Nicaragua and Oman have the highest percentage of orders returned at 21.3%. This represents a possible opportunity to increase revenue by making the return policy more strict to attempt to lower the number of returned orders. The affect that a stricter return policy would have on customer experience should also be taken into account though.

We will next look at the number of returns for each language. This will help inform us of any language/communication issues thay may be causing a higher rate of purchase returns.

In [32]:
SELECT TOP 5 t1.Languages, 
        -- calculating percentage of orders that were returned
        ROUND((1.0 * COUNT(t2.Returned) / COUNT(*)), 2) AS pct_orders_returned
FROM logs as t1
        LEFT JOIN (SELECT duration_seconds, ip, country, Returned
        FROM logs 
        WHERE Returned = 'Yes') AS t2
        ON t1.duration_seconds = t2.duration_seconds
        AND t1.ip = t2.ip
GROUP BY t1.Languages
ORDER BY pct_orders_returned DESC;

Languages,pct_orders_returned
marathi,0.22
romanian,0.18
kinyarwanda,0.18
polish,0.17
Slovak,0.17


Marathi, a language spoken in India, has the highest percentage for orders returned (4% above the second language). A statistical test should be performed to determine if this percentage is statistically significantly greater than the 2nd highest percentage. If it is, this indicates that higher return rates could be linked to translation issues with the language. This means customers could be misinformed about products, resulting in higher return rates. The impact of language on return rates should be further investigated for the website as a whole to idenitfy if that is a frequent issue.
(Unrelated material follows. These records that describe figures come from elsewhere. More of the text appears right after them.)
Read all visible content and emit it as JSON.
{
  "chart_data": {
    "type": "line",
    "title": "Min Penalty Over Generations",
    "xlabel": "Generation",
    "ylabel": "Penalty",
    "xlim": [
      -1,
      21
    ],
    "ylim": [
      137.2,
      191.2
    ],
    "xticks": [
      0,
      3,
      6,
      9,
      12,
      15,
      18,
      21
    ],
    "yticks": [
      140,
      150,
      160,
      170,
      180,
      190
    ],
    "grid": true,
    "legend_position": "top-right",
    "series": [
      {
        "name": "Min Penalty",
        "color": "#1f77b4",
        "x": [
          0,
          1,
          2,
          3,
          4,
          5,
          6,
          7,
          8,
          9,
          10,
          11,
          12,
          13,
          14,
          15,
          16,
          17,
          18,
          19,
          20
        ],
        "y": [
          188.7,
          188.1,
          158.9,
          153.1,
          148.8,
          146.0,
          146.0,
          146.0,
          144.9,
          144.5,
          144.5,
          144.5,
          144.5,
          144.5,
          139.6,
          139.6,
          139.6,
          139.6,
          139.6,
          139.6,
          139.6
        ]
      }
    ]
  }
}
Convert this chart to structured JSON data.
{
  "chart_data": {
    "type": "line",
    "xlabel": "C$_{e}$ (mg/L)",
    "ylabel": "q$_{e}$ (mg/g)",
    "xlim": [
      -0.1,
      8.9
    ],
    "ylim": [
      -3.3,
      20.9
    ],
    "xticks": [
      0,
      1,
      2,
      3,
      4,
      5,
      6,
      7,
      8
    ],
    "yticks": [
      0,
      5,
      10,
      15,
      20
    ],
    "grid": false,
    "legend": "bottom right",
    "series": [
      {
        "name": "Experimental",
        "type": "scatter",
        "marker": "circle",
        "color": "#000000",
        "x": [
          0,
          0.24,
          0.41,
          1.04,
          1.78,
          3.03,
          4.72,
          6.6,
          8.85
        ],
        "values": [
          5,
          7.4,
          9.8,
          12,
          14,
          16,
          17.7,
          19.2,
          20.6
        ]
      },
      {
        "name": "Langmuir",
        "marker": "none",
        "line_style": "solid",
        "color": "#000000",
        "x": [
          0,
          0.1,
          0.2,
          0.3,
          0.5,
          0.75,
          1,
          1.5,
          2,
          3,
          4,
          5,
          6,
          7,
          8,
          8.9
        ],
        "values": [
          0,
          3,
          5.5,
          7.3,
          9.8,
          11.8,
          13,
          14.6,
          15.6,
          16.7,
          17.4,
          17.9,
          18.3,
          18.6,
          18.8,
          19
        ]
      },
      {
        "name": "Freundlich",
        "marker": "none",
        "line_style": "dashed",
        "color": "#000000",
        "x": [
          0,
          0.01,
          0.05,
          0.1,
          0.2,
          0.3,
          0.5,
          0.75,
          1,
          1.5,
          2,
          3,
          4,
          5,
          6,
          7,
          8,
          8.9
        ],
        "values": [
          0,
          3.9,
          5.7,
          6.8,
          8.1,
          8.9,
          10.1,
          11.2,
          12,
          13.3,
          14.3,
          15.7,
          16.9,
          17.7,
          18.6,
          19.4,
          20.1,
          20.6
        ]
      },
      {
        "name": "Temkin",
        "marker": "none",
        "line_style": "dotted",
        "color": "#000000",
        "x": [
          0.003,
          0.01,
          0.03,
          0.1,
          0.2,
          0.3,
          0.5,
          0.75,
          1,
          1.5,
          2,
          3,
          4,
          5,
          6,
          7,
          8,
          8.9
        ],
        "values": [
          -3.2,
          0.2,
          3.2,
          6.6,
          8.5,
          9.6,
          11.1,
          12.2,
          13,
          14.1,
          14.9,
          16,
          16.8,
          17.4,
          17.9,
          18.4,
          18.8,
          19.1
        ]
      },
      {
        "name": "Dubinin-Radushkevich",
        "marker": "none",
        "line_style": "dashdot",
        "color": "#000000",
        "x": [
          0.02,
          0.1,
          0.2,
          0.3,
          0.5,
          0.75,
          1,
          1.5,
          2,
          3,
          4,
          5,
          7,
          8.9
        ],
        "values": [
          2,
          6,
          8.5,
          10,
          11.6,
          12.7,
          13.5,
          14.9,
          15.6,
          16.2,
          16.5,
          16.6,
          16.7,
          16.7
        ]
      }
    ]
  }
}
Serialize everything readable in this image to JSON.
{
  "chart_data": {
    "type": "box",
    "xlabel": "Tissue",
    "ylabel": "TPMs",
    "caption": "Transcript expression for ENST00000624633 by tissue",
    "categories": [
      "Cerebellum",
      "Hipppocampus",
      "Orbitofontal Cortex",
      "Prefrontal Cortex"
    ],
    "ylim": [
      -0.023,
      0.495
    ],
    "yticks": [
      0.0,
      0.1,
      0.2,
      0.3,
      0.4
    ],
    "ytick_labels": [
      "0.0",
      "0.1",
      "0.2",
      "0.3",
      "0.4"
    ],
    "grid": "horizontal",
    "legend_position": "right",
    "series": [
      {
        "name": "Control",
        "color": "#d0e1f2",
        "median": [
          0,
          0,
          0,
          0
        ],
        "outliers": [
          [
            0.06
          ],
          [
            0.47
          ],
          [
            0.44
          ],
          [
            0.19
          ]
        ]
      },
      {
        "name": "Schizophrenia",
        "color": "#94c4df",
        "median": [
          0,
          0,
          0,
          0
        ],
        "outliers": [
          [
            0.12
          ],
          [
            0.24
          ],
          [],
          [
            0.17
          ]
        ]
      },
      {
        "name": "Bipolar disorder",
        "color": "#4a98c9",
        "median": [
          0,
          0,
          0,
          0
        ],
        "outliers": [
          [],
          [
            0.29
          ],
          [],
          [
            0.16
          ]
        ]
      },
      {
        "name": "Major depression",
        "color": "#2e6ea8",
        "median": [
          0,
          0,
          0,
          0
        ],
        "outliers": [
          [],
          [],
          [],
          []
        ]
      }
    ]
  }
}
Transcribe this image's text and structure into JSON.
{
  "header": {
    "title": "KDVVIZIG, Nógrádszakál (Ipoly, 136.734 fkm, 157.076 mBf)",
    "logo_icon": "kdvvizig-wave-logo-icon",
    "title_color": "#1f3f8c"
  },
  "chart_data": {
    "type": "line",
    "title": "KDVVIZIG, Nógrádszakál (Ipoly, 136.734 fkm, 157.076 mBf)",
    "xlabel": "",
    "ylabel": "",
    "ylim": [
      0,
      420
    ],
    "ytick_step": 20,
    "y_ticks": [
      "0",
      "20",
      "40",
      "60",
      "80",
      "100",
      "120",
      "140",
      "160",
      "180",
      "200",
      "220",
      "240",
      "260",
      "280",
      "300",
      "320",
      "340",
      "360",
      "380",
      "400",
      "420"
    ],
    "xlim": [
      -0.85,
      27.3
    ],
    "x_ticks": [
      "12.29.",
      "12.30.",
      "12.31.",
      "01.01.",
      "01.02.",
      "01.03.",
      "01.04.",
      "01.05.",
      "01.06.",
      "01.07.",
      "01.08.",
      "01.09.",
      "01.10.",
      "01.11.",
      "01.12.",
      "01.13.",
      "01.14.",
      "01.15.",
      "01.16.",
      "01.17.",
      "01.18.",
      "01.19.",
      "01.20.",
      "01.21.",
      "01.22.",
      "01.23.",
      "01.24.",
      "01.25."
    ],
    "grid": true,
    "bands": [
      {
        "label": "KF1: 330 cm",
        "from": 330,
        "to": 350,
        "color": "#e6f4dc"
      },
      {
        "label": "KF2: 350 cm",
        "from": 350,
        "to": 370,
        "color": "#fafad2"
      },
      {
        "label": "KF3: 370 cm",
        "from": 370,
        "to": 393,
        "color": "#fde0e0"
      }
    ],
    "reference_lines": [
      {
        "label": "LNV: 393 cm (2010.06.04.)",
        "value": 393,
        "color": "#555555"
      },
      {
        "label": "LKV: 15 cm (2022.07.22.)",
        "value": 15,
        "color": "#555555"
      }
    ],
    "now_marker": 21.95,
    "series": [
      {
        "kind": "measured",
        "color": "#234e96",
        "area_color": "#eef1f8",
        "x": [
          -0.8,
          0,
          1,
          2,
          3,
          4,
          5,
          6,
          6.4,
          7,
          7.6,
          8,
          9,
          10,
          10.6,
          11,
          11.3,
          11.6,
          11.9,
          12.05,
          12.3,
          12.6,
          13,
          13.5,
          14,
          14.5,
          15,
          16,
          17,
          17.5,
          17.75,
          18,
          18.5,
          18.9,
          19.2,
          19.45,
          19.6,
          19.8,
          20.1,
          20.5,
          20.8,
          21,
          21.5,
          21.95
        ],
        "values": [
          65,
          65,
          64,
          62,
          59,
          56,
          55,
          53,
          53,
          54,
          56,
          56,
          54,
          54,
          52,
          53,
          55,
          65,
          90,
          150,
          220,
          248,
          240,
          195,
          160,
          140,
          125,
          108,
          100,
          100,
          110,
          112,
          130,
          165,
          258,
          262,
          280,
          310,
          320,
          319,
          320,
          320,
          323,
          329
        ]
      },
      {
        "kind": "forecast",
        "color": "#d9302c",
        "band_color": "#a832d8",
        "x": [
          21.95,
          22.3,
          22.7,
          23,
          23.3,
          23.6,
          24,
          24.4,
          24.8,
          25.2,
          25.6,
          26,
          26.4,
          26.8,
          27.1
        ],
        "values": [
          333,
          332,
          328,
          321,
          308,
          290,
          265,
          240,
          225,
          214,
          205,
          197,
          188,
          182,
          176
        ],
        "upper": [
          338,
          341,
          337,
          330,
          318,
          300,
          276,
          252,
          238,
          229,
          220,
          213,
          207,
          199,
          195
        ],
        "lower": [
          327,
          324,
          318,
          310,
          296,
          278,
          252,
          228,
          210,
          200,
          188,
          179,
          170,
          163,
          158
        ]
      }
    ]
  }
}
The membership types associated with online purchases will now be investigated per country. It is important to note that each count of a membership type represents an online purchase but not a unique individual (no unique identifiers are present in dataset). It is likely that premium members make more frequent purchases than normal and non-members. This category therefore investigates purchases per membership type and not individuals per membership type.

In [33]:
-- first CTE for total website purchases per country
WITH totals AS (
    SELECT country, COUNT(*) AS total_purchases
    FROM logs
    GROUP BY country),

-- second CTE for website purchases per membership type per country
memberships AS (
    SELECT country, membership, COUNT(1) AS website_purchase
    FROM logs
    GROUP BY country, membership)

-- joining CTEs and calculating pct membership type for total purchases per country
SELECT memberships.country, membership, website_purchase, 1.0 * website_purchase/total_purchases AS pct_visits
FROM memberships
    LEFT JOIN totals
    ON memberships.country = totals.country
ORDER BY country;

country,membership,website_purchase,pct_visits
Albania,Not Logged In,17,0.009199134199
Albania,Premium,1185,0.641233766233
Albania,Normal,646,0.349567099567
Antigua and Barbuda,Normal,721,0.317901234567
Antigua and Barbuda,Premium,1527,0.67328042328
Antigua and Barbuda,Not Logged In,20,0.008818342151
Argentina,Normal,967,0.371494429504
Argentina,Premium,1612,0.619285439877
Argentina,Not Logged In,24,0.009220130618
Armenia,Not Logged In,20,0.009587727708


In [34]:
-- purchases per browser per country
SELECT country, Accessed_From, COUNT(1) AS purchases
FROM logs
GROUP BY country, Accessed_From
ORDER BY country;

country,Accessed_From,purchases
Albania,Microsoft Edge,171
Albania,Android App,392
Albania,Chrome,299
Albania,Safari,180
Albania,IOS App,233
Albania,Others,281
Albania,Mozilla Firefox,292
Antigua and Barbuda,IOS App,289
Antigua and Barbuda,Microsoft Edge,189
Antigua and Barbuda,Others,336